Administrators tell CBS2’s Meg Baker that students caught with e-cigarettes or other nicotine-delivery devices will face big trouble.
You vape, you get drug tested — that’s the deal in Essex County school districts, like Millburn and Montclair, and in Bergen County districts, like Ramsey.
Policies are being upgraded as e-cigarettes become more popular among teens. If caught using a vaping device, students can now be found in violation of substance abuse policies at some schools.
“I think it’s a good idea, because if they’re not supposed to be doing it, then the school should enforce the rules. And if they’re not supposed to be vaping at school, there should be some consequence for bad behavior,” parent Erin Taddei told Baker.
“They should have policies in place to make sure it doesn’t happen,” said fellow parent Steve Zike.
One parent wasn’t too sure about the drug testing factor.
“Getting drug tested, I don’t know. Maybe there are civil liberties, I don’t know,” she said.
Mary Kate Feldsott, a senior at Ridgewood High School, called the vaporizers a trend.

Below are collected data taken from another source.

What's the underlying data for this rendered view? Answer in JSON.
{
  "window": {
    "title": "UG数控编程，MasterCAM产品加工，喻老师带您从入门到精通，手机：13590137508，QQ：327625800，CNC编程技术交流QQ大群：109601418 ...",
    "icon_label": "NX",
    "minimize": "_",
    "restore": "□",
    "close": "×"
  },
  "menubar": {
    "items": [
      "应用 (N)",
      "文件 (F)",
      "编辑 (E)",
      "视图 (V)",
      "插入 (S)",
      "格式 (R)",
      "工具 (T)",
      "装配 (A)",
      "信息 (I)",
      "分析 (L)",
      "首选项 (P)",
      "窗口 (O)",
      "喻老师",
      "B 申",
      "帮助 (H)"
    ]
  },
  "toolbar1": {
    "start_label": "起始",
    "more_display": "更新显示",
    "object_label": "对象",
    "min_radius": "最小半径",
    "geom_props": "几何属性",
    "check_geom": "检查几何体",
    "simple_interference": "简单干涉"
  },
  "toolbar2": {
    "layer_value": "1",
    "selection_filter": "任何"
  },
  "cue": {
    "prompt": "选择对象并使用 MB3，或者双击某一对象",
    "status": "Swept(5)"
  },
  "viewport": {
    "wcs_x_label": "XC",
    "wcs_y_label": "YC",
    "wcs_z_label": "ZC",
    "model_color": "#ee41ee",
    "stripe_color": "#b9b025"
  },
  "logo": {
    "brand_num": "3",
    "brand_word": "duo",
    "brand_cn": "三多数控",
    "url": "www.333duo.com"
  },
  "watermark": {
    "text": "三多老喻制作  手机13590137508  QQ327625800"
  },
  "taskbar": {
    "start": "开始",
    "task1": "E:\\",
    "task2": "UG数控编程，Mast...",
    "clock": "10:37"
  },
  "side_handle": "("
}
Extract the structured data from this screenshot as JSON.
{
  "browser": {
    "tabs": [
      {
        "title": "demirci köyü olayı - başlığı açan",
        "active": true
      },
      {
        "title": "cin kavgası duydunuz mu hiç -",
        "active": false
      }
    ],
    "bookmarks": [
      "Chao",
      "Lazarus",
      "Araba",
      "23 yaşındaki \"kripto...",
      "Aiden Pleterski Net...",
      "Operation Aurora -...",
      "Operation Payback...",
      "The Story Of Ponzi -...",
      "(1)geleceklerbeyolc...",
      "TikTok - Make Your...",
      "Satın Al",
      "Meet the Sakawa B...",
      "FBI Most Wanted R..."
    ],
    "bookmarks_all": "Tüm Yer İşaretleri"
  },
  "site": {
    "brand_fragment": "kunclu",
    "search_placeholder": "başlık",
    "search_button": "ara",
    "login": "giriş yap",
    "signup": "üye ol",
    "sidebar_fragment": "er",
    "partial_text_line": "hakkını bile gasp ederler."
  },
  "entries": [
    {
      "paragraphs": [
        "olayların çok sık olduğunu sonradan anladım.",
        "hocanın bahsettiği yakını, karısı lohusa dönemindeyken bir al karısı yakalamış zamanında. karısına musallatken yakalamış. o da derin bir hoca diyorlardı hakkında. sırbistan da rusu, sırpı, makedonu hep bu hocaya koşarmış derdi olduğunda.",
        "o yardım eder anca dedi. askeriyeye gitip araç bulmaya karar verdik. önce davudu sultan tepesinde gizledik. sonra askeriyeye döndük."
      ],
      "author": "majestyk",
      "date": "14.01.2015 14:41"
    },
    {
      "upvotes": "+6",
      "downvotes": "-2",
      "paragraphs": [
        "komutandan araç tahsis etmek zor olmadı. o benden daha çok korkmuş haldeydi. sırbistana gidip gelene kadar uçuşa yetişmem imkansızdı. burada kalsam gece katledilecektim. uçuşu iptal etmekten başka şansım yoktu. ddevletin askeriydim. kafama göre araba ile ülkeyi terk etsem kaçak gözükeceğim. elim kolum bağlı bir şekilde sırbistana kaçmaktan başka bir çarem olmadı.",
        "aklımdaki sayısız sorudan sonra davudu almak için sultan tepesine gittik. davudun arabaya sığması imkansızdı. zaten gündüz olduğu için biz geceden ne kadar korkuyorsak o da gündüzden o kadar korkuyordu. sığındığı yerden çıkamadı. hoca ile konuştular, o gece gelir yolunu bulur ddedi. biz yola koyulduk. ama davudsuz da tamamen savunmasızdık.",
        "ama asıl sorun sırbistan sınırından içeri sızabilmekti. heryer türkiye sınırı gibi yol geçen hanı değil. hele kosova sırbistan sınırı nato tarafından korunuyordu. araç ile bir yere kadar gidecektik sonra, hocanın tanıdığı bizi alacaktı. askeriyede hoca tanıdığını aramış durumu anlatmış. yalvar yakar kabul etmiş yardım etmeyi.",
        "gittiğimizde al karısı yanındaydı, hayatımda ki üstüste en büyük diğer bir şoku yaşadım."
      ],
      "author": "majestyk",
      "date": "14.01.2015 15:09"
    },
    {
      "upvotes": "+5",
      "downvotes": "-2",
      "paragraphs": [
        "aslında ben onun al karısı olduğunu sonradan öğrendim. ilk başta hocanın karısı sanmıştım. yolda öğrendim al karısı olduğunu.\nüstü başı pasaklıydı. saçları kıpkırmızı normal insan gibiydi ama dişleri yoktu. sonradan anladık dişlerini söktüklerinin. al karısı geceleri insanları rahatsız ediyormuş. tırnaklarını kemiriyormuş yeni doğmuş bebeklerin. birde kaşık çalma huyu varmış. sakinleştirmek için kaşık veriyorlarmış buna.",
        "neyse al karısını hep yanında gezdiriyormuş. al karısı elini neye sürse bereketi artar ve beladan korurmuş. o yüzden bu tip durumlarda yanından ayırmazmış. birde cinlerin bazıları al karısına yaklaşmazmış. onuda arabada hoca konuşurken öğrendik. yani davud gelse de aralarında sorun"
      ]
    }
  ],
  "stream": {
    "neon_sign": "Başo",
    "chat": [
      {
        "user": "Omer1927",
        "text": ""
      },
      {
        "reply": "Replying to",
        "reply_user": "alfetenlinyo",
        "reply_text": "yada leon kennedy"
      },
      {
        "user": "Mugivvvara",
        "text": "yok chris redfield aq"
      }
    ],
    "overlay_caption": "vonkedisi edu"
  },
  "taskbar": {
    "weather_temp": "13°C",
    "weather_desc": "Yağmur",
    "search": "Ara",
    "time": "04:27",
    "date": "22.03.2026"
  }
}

“It’s definitely a big thing. I’ve seen a lot of kids, even in class, trying to do it,” she said.
As Baker reported, students can sometimes get away with a quick puff from a device called JUUL – it’s compact, no smell, no smoke.
Ridgewood’s superintendent said some were caught vaping in bathrooms.
“Teachers are noticing that a lot more, so they’re kind of trying to I think monitor that,” said Feldsott.
A letter was sent to parents, warning them about the negative health effects of nicotine and other drugs that could be added to the vape pens. Students will get an automatic three-day suspension for using the devices.
In Ramsey, it’s even stricter. First offenders will be suspended for five days and will not be allowed to take part in any athletic, extracurricular or after school activities for seven days. Repeat offenders could be suspended for 10 days and banned from activities.
“I think now since they have seen a couple of kids get in trouble for it, it’s getting a little less,” Feldsott said.
Schools are getting some help from the state, too. As of November 1, you have to be 21 years old to legally purchase tobacco products in New Jersey.
Manufacturers aren’t making the crackdown any easier. Some discrete vaporizers look like lipstick or pens.